Too Many Kisses is a 1925 American silent comedy film directed by Paul Sloane that is based on the John Monk Saunders story "A Maker of Gestures."

Plot
Richard Gaylord Jr. is a modern Lothario who has so many sweethearts that his father does not know what to do with him. Tired of paying to get his son out of one romantic entanglement after another, Richard Gaylord Sr. sends his son to the Basque region of France, believing that the women there will only accept attentions from their own people.

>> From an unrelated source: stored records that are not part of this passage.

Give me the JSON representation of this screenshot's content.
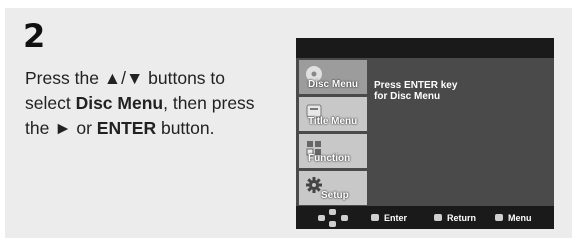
{
  "step_number": "2",
  "instruction": {
    "part1": "Press the ▲/▼ buttons to select ",
    "bold1": "Disc Menu",
    "part2": ", then press the ► or ",
    "bold2": "ENTER",
    "part3": " button."
  },
  "screen": {
    "menu_items": [
      {
        "label": "Disc Menu",
        "icon": "disc-icon",
        "active": true
      },
      {
        "label": "Title Menu",
        "icon": "title-icon",
        "active": false
      },
      {
        "label": "Function",
        "icon": "function-icon",
        "active": false
      },
      {
        "label": "Setup",
        "icon": "gear-icon",
        "active": false
      }
    ],
    "message_line1": "Press ENTER key",
    "message_line2": "for Disc Menu",
    "bottom_bar": {
      "enter_label": "Enter",
      "return_label": "Return",
      "menu_label": "Menu"
    }
  }
}
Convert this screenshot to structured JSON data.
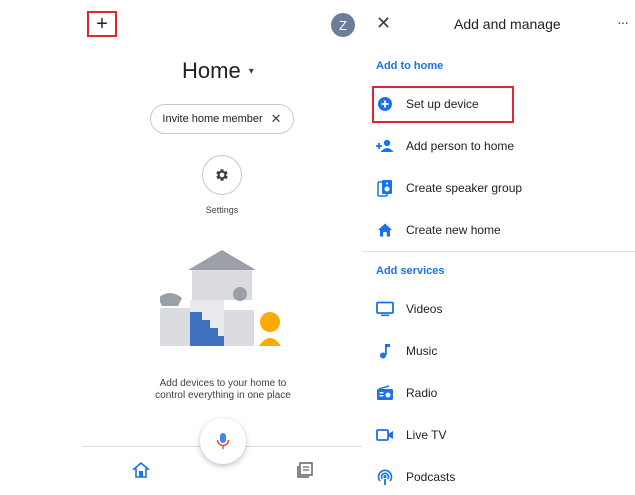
{
  "left": {
    "add_symbol": "+",
    "avatar_initial": "Z",
    "home_title": "Home",
    "caret": "▾",
    "invite_chip": {
      "label": "Invite home member",
      "close": "✕"
    },
    "settings_label": "Settings",
    "empty_message": "Add devices to your home to control everything in one place"
  },
  "right": {
    "close_symbol": "✕",
    "title": "Add and manage",
    "more_symbol": "···",
    "section_add_to_home": "Add to home",
    "add_to_home_items": [
      {
        "label": "Set up device",
        "icon": "add-circle-icon"
      },
      {
        "label": "Add person to home",
        "icon": "person-add-icon"
      },
      {
        "label": "Create speaker group",
        "icon": "speaker-group-icon"
      },
      {
        "label": "Create new home",
        "icon": "home-icon"
      }
    ],
    "section_add_services": "Add services",
    "add_services_items": [
      {
        "label": "Videos",
        "icon": "tv-icon"
      },
      {
        "label": "Music",
        "icon": "music-note-icon"
      },
      {
        "label": "Radio",
        "icon": "radio-icon"
      },
      {
        "label": "Live TV",
        "icon": "live-tv-icon"
      },
      {
        "label": "Podcasts",
        "icon": "podcasts-icon"
      }
    ]
  },
  "colors": {
    "accent": "#1a73e8",
    "highlight": "#e0262f"
  }
}
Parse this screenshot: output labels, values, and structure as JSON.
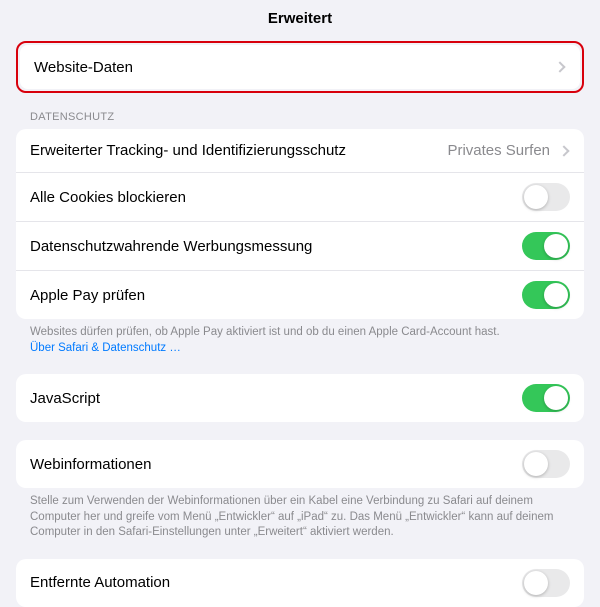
{
  "title": "Erweitert",
  "websiteData": {
    "label": "Website-Daten"
  },
  "privacy": {
    "header": "DATENSCHUTZ",
    "tracking": {
      "label": "Erweiterter Tracking- und Identifizierungsschutz",
      "detail": "Privates Surfen"
    },
    "blockCookies": {
      "label": "Alle Cookies blockieren",
      "value": false
    },
    "adMeasurement": {
      "label": "Datenschutzwahrende Werbungsmessung",
      "value": true
    },
    "applePay": {
      "label": "Apple Pay prüfen",
      "value": true
    },
    "footerText": "Websites dürfen prüfen, ob Apple Pay aktiviert ist und ob du einen Apple Card-Account hast.",
    "footerLink": "Über Safari & Datenschutz …"
  },
  "javascript": {
    "label": "JavaScript",
    "value": true
  },
  "webInspector": {
    "label": "Webinformationen",
    "value": false,
    "footer": "Stelle zum Verwenden der Webinformationen über ein Kabel eine Verbindung zu Safari auf deinem Computer her und greife vom Menü „Entwickler“ auf „iPad“ zu. Das Menü „Entwickler“ kann auf deinem Computer in den Safari-Einstellungen unter „Erweitert“ aktiviert werden."
  },
  "remoteAutomation": {
    "label": "Entfernte Automation",
    "value": false
  },
  "toggleStates": {
    "true": "on",
    "false": "off"
  }
}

Almost immediately, local girl Yvonne Hurja becomes infatuated with Richard, who she sees as being able to help her break free from the unwanted attention of local guardsman Julio. A rivalry grows between Richard and Julio.

Cast

Reception
A review in Billboard read, "This is an excellent selection for any exhibitor[...] Dix, as Richard Gaylord, is dashing and pleasing in every scene. His admirers especially will derive gratification from his work".

A Variety review noted: "Incidentally 'Harpo' Marx, of musical comedy fame (Marx Brothers), does a half-wit that makes him a screen possibility for comedies who will bear watching".

Legacy
This film is notable for being the earliest surviving film to feature Harpo Marx of the Marx Brothers. It is the only film in which he did not star alongside his brothers. (His youngest brother Zeppo starred in the similarly-titled A Kiss in the Dark, released only three months later). Harpo plays the Village Peter Pan, and technically has speaking lines (albeit not heard, since this is a silent film) for the first and last time in his career.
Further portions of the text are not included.